Product hunt was a success
Product hunt doubled his revenue in one day

Tony is still cranking out features for the product as of writing this. It will be interesting to see where he takes it.

How He Was Successful

I am just an outsider looking in but I want to outline some key things I noticed about Tony's launch of TypingMind and why I think it has been successful. I will start with his personal advantages and then really dive into the speed relevant components.

  1. Tony is a seasoned indie hacker. He has built several products and has seen solid success with them. It was very obvious he was leveraging tactics and knowledge that he has gained over the past few years of building.
  2. He is an excellent 'build in public' ambassador. Tony shares a lot and engages consistently. This has resulted in strong network affects for his release especially with his 80k twitter followers. Definitely something you can't ignore that allowed for immediate success. Build your networks people!
  3. Tony built something relevant. ChatGPT and AI is hot right now and the public ChatGPT API was just released. He jumped on it immediately, identifying its flaws and filling a need. This is our first section 'Market Adjustments' in pure action.
  4. It took 1 weekend to build TypingMind. This is speed incarnate. Even if Tony didn't sleep it only took a couple of days and the product he pushed out was solid, valuable and he did not wait to release it.
  5. Success on day 1 of release. Tony knew he had something because people spent actual money on it, the ultimate form of product validation. In essence, it took him 3 days to validate an idea.
  6. Scaled and Flexible Pricing. Using a scaled pricing system was smart. I was definitely getting the impression that he kept raising the price without having that final number in mind. He decided to be quick, picked some initial pricing, and then using his speed kept pivoting because he felt the market could handle it.
  7. He is adding more. Tony is grinding away and adding more features. Building something minimal and then adding to it quickly is often seen as a benefit in customers' eyes. They see that you are actively improving the product and are more likely buy in. If he had all that stuff from the get-go and then sat back there is a chance that the ongoing reception wouldn't be so positive.

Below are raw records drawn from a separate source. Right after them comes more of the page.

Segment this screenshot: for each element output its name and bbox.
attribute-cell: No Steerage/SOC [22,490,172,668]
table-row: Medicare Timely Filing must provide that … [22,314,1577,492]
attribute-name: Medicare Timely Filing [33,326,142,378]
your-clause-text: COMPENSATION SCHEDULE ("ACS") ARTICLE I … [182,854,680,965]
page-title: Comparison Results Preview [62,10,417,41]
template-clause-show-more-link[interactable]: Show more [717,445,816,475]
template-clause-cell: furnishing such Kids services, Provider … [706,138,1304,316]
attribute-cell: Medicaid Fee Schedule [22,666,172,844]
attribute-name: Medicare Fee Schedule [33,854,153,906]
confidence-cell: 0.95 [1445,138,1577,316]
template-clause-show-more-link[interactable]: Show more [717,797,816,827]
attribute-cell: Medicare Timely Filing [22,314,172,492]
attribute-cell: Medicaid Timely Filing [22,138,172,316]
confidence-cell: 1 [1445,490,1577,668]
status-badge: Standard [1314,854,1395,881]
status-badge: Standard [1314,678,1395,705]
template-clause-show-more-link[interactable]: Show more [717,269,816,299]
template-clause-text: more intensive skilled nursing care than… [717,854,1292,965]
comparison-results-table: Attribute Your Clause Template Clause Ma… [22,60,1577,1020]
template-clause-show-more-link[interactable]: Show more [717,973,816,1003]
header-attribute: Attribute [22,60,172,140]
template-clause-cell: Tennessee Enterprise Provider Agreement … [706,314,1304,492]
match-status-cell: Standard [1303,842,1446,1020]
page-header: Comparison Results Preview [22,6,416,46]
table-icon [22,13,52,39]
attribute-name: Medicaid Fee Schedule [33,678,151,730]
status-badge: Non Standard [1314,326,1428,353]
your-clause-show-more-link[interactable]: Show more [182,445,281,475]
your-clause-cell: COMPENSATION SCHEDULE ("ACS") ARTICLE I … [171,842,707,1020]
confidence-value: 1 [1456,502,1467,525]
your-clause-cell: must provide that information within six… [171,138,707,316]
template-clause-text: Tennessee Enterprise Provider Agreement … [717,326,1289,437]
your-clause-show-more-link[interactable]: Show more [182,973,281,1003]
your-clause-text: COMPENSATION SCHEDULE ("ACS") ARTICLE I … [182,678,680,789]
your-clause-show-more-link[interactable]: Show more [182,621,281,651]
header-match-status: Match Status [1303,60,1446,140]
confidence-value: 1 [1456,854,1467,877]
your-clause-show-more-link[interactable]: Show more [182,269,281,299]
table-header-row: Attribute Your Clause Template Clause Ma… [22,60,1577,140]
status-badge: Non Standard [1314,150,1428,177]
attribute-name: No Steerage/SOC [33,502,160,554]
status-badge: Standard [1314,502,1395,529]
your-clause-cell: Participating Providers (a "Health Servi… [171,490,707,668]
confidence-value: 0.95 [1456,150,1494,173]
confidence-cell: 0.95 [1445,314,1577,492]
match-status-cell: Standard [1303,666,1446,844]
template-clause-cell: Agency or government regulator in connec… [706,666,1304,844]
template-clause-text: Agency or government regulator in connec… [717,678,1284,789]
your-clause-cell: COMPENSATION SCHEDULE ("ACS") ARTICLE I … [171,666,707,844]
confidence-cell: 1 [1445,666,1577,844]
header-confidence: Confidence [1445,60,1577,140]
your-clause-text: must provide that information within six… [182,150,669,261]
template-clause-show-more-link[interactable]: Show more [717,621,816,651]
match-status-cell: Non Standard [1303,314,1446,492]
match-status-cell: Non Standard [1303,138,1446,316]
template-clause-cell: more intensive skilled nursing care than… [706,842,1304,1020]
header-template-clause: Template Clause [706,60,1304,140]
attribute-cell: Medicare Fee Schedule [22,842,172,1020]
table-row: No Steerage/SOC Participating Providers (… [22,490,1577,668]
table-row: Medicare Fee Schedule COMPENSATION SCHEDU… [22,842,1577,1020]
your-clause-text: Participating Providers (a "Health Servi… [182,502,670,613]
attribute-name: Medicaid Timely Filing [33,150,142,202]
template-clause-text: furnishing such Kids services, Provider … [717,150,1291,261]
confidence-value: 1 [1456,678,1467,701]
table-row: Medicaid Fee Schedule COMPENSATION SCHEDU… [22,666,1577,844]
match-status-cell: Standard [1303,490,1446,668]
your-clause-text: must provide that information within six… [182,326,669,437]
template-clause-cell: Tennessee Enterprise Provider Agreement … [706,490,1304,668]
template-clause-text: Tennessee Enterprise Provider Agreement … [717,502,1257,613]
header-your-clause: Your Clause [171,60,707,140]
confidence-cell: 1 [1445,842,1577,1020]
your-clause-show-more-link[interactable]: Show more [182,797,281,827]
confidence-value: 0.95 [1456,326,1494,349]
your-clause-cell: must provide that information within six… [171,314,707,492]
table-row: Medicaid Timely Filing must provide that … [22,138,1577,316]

Tony really knocked this out of the park and I think his commitment to speed brought him a lot of this success.

Conclusion

Hopefully, this was enough to sway you on why speed is the one advantage startups have, why it matters, and how to take advantage of it. It is something I am striving more and more towards every day and already seeing significant benefits. I strongly urge every prospective and existing founder to build speed right into their culture from the get-go!